If you have any feedback or experience with a similar technique, or have any ideas for how this concept can be improved, I’d be glad to hear your comments.

  • Stephen Morley

    Be careful when using very small em values: for example, if you have a border width of 0.0625em (one sixteenth of an em) Chrome won’t render the border at all when the computed font size is less than 16px (Firefox and Internet Explorer will render a one-pixel border). Whether this particular case is an issue depends on whether you want your borders to scale with the text size or just to be as thin as possible (in which case you can just use 1px).

  • Evan

    I wrote a short article a while back promoting the use of rem, because it’s much easier to use when working with nested elements:

  • Streetdog

    There’s a typo in the second example:

    “The padding value of 3em is equal to 40px (20*2)” should be 2em.

    Great article, btw!

  • Jaymoon

    “The padding value of 3em is equal to 40px (20*2).”

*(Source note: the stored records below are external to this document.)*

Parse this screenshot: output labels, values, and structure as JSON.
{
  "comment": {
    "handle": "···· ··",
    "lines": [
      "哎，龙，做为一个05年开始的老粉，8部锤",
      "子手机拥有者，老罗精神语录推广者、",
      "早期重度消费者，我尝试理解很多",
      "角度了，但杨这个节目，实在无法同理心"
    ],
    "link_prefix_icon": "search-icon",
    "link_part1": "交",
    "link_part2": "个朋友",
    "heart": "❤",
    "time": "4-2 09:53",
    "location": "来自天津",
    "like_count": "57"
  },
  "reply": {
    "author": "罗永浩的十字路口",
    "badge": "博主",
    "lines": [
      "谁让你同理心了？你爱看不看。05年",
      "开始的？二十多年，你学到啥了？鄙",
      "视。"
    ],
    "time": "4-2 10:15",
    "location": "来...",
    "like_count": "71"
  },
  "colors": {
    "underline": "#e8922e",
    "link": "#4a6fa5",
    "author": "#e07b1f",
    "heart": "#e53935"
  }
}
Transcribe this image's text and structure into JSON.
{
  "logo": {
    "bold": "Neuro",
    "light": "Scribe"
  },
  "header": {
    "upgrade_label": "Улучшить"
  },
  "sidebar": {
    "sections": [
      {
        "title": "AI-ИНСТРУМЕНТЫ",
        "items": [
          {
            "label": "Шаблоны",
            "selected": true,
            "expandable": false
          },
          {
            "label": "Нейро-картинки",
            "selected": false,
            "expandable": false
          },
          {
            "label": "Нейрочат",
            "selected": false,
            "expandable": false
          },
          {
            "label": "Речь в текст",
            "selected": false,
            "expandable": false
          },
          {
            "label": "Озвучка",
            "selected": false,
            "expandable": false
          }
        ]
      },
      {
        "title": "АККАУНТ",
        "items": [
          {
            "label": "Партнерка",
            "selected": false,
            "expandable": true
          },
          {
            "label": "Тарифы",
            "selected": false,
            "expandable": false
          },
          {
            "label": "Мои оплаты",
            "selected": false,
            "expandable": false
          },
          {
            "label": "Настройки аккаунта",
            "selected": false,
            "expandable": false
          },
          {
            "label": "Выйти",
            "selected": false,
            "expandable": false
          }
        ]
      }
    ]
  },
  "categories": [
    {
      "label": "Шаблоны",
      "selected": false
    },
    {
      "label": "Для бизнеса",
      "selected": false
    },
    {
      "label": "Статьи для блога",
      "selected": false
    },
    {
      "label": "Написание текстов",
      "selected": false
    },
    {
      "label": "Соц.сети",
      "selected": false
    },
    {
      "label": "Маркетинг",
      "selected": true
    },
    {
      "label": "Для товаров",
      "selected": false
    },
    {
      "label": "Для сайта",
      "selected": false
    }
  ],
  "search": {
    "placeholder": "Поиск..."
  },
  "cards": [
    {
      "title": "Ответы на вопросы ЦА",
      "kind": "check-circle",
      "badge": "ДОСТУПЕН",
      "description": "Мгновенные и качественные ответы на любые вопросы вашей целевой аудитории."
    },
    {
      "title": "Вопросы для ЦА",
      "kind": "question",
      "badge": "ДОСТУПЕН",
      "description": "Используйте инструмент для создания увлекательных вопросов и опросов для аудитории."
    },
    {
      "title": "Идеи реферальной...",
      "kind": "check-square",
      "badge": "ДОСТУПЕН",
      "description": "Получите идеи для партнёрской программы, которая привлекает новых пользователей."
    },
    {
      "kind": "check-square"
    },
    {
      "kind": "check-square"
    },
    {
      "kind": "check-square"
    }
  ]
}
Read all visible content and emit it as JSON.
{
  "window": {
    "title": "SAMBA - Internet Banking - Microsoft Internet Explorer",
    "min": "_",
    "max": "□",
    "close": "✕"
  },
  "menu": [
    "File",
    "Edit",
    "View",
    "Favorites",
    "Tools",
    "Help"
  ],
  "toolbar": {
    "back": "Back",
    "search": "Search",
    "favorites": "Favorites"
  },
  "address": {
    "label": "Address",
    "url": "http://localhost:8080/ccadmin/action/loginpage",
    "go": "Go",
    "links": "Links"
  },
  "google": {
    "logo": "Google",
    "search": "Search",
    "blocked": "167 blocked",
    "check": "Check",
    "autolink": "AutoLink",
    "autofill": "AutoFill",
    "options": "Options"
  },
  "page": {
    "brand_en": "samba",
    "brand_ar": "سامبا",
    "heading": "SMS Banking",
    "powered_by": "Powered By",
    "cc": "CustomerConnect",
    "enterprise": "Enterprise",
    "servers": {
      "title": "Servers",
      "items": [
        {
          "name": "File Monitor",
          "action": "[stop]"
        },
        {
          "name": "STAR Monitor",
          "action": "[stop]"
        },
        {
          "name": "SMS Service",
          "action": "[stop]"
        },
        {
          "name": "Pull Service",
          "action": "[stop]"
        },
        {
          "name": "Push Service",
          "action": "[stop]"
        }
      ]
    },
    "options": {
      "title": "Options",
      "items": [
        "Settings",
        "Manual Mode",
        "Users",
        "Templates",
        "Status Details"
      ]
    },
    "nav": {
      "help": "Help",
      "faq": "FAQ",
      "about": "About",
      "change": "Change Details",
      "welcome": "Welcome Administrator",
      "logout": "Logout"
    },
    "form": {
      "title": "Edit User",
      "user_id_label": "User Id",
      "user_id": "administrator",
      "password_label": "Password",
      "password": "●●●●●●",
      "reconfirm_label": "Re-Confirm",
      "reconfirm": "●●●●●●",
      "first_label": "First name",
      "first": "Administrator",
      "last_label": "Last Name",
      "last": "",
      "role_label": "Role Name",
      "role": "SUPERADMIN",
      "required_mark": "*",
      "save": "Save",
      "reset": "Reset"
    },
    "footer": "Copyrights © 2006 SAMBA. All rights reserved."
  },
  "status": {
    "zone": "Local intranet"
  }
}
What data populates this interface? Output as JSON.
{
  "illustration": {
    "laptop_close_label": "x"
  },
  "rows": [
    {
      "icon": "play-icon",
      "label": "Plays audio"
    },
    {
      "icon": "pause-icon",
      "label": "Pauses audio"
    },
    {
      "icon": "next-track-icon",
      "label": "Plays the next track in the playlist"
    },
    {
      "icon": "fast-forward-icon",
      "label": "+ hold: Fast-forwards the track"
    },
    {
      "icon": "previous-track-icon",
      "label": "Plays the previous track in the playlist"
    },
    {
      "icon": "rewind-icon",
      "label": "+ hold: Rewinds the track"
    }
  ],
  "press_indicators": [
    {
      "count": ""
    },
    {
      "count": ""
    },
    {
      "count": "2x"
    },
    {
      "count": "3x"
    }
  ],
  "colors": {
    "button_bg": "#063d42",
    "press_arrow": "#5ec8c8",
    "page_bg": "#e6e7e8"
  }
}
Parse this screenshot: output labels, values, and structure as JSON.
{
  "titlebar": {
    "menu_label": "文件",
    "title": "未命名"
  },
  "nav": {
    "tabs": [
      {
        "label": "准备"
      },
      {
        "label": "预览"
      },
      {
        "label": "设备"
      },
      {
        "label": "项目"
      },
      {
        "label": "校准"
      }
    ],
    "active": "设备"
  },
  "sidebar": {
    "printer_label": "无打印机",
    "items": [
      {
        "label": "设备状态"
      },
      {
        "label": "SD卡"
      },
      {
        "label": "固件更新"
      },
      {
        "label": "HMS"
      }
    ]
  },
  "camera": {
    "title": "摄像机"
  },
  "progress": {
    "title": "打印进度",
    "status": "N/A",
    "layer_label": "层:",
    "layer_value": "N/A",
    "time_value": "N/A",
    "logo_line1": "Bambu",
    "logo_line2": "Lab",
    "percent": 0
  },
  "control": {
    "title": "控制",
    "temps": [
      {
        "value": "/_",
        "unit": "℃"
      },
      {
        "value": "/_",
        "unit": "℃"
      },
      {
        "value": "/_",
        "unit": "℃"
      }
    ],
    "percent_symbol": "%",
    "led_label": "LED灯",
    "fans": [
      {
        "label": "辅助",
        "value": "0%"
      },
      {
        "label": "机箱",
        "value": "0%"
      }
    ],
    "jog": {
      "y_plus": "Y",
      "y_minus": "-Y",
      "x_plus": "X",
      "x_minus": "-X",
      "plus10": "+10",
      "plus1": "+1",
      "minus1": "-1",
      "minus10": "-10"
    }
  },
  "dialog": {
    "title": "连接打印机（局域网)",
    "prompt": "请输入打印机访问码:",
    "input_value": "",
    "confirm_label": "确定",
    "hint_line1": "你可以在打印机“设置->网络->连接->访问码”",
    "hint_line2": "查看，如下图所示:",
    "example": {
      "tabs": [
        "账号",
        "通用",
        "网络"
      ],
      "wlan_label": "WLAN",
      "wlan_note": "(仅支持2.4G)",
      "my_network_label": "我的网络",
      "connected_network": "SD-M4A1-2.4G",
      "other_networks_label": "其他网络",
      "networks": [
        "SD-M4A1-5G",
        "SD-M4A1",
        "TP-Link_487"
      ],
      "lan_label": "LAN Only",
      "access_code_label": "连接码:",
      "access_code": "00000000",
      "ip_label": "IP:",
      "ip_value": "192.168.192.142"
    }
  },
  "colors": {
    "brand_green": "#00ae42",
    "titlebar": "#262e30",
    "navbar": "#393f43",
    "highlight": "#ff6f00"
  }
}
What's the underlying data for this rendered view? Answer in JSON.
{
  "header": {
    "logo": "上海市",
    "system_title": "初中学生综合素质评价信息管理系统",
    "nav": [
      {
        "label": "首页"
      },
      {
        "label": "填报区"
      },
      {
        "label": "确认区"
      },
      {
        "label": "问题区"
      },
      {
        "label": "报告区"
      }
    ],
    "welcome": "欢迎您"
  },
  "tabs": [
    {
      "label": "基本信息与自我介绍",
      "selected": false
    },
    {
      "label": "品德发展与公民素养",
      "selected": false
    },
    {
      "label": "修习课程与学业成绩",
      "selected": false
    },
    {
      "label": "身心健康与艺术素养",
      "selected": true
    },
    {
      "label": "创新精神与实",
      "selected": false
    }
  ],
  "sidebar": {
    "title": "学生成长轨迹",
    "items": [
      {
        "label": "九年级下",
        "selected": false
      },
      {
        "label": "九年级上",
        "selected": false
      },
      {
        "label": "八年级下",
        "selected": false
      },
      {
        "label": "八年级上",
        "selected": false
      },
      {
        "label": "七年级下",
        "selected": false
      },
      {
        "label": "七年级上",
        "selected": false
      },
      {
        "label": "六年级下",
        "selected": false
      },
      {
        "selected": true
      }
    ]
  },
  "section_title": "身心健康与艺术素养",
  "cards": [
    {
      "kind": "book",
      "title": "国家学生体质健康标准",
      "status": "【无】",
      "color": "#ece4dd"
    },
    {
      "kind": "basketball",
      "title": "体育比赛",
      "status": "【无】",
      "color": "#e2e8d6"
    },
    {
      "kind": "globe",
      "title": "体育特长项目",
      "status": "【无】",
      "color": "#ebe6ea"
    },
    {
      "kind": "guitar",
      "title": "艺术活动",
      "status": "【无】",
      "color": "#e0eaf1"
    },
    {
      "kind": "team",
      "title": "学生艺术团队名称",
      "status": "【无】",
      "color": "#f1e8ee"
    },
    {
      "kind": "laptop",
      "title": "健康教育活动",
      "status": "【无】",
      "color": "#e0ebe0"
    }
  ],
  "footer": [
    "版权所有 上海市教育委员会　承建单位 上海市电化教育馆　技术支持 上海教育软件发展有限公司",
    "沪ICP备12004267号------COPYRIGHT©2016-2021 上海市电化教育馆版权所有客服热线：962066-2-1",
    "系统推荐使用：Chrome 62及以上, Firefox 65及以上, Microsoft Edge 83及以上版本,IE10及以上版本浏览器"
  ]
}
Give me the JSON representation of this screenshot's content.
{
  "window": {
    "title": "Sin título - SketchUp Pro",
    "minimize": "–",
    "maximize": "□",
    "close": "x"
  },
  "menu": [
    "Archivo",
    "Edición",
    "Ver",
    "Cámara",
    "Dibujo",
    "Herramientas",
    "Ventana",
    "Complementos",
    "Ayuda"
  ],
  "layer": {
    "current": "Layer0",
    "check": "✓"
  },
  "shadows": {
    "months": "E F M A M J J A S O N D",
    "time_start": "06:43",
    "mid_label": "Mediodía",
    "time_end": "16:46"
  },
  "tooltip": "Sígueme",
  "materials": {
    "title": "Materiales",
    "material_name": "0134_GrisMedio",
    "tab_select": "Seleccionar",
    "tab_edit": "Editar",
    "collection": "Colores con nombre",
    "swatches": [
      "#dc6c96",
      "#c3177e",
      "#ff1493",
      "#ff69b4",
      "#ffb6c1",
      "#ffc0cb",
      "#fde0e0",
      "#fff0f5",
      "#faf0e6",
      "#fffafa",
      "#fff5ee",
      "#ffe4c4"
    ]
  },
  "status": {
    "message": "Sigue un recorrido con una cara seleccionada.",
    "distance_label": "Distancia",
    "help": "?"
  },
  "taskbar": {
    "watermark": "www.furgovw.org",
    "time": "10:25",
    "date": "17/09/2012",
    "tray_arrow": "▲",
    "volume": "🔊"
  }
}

    Is this a typo, or am I just not understanding this correctly?

    • dmathisen

      Looks like he meant:
      “The padding value of 2em is equal to 40px (20*2).”

    • LouisLazaris

      Yep, typo. Fixed. :)

      I think I had originally used 3em as the example, but then forgot to change it in the text.

  • LouisLazaris

    Yeah, I was just testing to see if you guys were paying attention. ;)

    But seriously, thanks, it was corrected earlier.

  • Samiullah Khan

    I have a question regarding the use of percentages. They also work like em’s. Why they aren’t best fit for font size?

    • Stephen Morley

      Ems allow you to specific everything relative to the font size. Percentages are relative to varying properties – for example, a percentage for the padding property is relative to the width of the containing block.

      • Samiullah Khan

        So they are not good prospect for font-size, because 1em or 100% equals to 16px anyway

  • Prestaeus

    As someone coming back to HTML after a long hiatus, articles like this are helpful. Thanks for the article.

  • Carlos Garcia

    Great article,
    Font and others elements using ’em’ on CSS are better rendered on different aspect radio

  • LouisLazaris

    Funny thing is, I just saw this CodePen by Chris Coyier:

    Pretty much the same concept, and he made it on March 27. I had no idea, but it certainly looks like my demo is ripping his off. :)

  • Mathew Porter

    Ive used em’s for a number of years on every new project as its how we did things in the first agency that I started working for all those years ago and have done ever since. We always set font-size: 62.5% on the body as this gets a pretty good scale from em to px i.e. 1.6em = 16px visually…. Ish.

  • imagestic

    Fantastic! Thank you!

  • Dmitry M

    Thanks for sharing. I’ve started getting into zurb’s foundation and it’s all em/rem based. This definitely helps.

  • bob swanson

    I’ve changed many of my webpages over to “power_of_em” and I like the appearance. Also, they look very good on the phone browser. But the BEST result of this effort is that Google’s “mobile friendly” testing website says that these pages meet their standards. No other special coding required…

  • dariovolaric

    I used this for a while to make responsive sites where everything (including text) scales when the width of the browser becomes smaller than X by scaling the font-size of the root using javascript. Worked great until Chrome on mobile devices decided that font-size should not be smaller than 9px. :(

  • lingtalfi

    I never thought of ems like that. Thanks.